Étant donné qu’elles travaillent moins d’heures sur des productions moins prestigieuses où le taux horaire est plus bas, leur rémunération est donc moins élevée. Deux des hommes rencontrés (un assistant et un chef) n’ont pas utilisé cette stratégie tandis que les deux autres

10 À titre de rappel, les accessoiristes extérieurs sont en charge de la conception, de la location et de l’achat des

l’utilisent, mais ils le font davantage pour faire des activités de loisir ou pour travailler sur d’autres projets :

« Je décide de ne pas travailler en cinéma l’hiver pour m’occuper de mon enfant et pour m’occuper de toutes les autres choses que je n’ai pas le temps de m’occuper dans la vie comme rénover mon sous-sol. » - AAH1

Pour les deux cheffes et un des assistants, il est impossible d’accepter les contrats qui nécessitent une mobilité géographique trop grande, c’est-à-dire en région éloignée de Montréal ou à l’extérieur du pays :

« J’ai refusé des contrats parce que c’était vraiment trop loin, par exemple tous les contrats en Gaspésie. Les films que je fais en extérieur, je m’organise toujours pour revenir la fin de semaine. Si c’est plus de six heures d’auto, je n’y vais pas. » - APF2

Ceci a donc une incidence négative sur le succès objectif de carrière de ces personnes, car elles refusent des contrats pour privilégier leur famille.

e) La réduction des aspirations de carrière

Une des assistantes aurait aimé devenir directrice artistique, une aspiration professionnelle qui est toujours présente, mais qui semble être devenue un projet à long terme et mise sur la glace depuis l’arrivée de ses enfants :

« C’était plus ça que je voulais en venir à faire et peut-être que j’irai faire quelques études en vue de, mais ce sont les horaires qui ne me conviennent pas en ce moment. Les enfants ne seront pas toujours des bébés toute leur vie. » - AAF2

f) La décision de ne pas avoir d’enfants

Pour deux des assistantes qui n’ont pas d’enfants, le fait de ne pas avoir de support familial les inquiète parce qu’elles auraient de la difficulté à concilier leur vie professionnelle et personnelle :

« La réalité c’est que moi, je n’ai pas de famille ici donc je n’ai pas de soutien pour m’aider ici. Je n’ai pas d’oncles, de tantes qui vont nous aider et qui seront disponibles pour garder à la dernière minute. J’ai rien, je suis toute seule. Tout ça sont des facteurs qui font en sorte que je ne suis pas certaine de vouloir des enfants. Je ne suis pas certaine d’avoir ce qu’il faut pour accueillir tout ça. » - AAF8

Pour ces participantes, le manque de support familial est un problème les empêchant d’avoir des enfants quand ce sont pourtant les conditions de travail qui sont problématiques.

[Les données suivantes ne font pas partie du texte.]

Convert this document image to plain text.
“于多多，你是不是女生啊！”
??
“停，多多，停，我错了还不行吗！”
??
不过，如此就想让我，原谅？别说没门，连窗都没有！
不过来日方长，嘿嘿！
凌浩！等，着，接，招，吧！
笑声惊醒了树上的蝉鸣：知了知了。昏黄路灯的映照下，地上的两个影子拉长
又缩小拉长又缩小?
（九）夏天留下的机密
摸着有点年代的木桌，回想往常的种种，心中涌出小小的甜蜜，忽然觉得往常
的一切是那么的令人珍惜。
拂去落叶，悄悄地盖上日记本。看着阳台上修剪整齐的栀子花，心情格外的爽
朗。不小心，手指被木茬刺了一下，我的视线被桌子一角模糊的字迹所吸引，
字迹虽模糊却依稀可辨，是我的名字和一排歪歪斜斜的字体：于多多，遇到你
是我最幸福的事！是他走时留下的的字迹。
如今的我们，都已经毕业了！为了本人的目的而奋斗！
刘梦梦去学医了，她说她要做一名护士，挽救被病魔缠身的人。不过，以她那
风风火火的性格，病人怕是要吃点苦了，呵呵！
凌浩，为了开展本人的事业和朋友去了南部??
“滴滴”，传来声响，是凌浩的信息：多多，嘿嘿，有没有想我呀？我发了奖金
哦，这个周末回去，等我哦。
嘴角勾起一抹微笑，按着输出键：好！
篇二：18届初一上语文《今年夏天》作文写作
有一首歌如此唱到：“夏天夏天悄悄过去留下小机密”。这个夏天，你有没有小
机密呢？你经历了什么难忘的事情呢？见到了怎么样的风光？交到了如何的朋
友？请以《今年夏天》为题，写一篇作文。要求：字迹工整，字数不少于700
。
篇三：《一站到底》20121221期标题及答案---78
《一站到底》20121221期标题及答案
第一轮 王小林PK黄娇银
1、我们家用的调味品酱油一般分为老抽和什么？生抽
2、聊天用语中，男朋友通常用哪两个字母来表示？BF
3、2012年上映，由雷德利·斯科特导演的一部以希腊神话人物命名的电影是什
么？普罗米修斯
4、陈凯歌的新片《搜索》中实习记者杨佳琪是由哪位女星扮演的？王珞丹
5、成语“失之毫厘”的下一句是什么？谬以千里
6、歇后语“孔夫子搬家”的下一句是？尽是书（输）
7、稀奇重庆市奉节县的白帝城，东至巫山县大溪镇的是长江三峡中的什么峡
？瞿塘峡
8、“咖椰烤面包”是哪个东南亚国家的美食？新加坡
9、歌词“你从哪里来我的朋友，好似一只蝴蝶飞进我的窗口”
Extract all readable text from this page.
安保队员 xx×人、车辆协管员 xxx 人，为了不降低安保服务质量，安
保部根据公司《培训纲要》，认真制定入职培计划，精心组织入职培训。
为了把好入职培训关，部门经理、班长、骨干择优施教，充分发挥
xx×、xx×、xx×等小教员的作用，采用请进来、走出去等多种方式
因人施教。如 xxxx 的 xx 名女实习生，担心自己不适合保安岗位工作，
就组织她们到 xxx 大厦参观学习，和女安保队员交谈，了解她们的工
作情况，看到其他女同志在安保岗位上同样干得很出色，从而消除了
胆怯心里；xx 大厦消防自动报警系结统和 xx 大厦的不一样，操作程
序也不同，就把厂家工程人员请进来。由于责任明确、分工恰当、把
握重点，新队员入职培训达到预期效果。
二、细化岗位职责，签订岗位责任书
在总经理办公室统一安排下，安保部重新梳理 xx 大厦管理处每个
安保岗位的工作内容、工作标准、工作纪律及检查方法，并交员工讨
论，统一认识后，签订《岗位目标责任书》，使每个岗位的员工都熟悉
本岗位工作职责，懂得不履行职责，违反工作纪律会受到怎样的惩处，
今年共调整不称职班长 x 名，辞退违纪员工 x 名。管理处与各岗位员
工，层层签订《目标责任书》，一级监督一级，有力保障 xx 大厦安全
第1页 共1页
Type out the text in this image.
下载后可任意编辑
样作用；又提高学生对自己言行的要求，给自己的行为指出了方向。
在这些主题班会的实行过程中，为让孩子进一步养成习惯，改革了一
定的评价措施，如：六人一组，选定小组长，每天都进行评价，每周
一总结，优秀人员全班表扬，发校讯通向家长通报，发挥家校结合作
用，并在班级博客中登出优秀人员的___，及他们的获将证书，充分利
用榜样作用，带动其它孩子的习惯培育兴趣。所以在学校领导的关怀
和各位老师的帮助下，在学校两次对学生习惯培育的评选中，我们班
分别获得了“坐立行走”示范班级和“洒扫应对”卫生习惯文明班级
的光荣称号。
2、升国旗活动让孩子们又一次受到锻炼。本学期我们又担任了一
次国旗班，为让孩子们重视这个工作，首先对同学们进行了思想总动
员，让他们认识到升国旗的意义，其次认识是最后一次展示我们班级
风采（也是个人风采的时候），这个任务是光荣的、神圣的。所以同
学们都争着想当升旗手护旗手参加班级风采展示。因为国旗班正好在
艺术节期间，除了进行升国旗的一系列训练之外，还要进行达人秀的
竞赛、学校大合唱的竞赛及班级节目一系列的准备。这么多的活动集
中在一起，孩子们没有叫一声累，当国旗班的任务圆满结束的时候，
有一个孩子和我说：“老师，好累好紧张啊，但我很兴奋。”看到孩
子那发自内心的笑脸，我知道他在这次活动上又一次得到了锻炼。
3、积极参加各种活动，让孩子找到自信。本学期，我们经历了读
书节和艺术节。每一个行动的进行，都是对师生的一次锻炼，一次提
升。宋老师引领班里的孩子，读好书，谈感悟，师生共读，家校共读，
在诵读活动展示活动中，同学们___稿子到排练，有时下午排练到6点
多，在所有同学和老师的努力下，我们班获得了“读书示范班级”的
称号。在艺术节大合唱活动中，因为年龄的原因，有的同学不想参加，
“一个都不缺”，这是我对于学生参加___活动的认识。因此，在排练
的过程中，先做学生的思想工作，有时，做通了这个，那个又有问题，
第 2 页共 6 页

Pour éviter de devoir choisir entre sa carrière et un enfant, cette assistante préfère ne pas avoir d’enfants.

La maternité a donc une incidence négative sur le succès objectif de carrière des mères de notre étude, car elles choisissent d’arrêter de travailler temporairement, définitivement ou de se réorienter dans un autre domaine lorsqu’elles ont des enfants à l’inverse de la majorité des pères de cette étude. De plus, beaucoup d’entre elles réduisent le nombre d’heures travaillées en acceptant des contrats moins lucratifs aux horaires de travail moins chargés et refusent des contrats où une mobilité géographique est trop grande. Elles réduisent leurs aspirations professionnelles ou font le choix de ne pas avoir d’enfants pour continuer à travailler dans leur profession.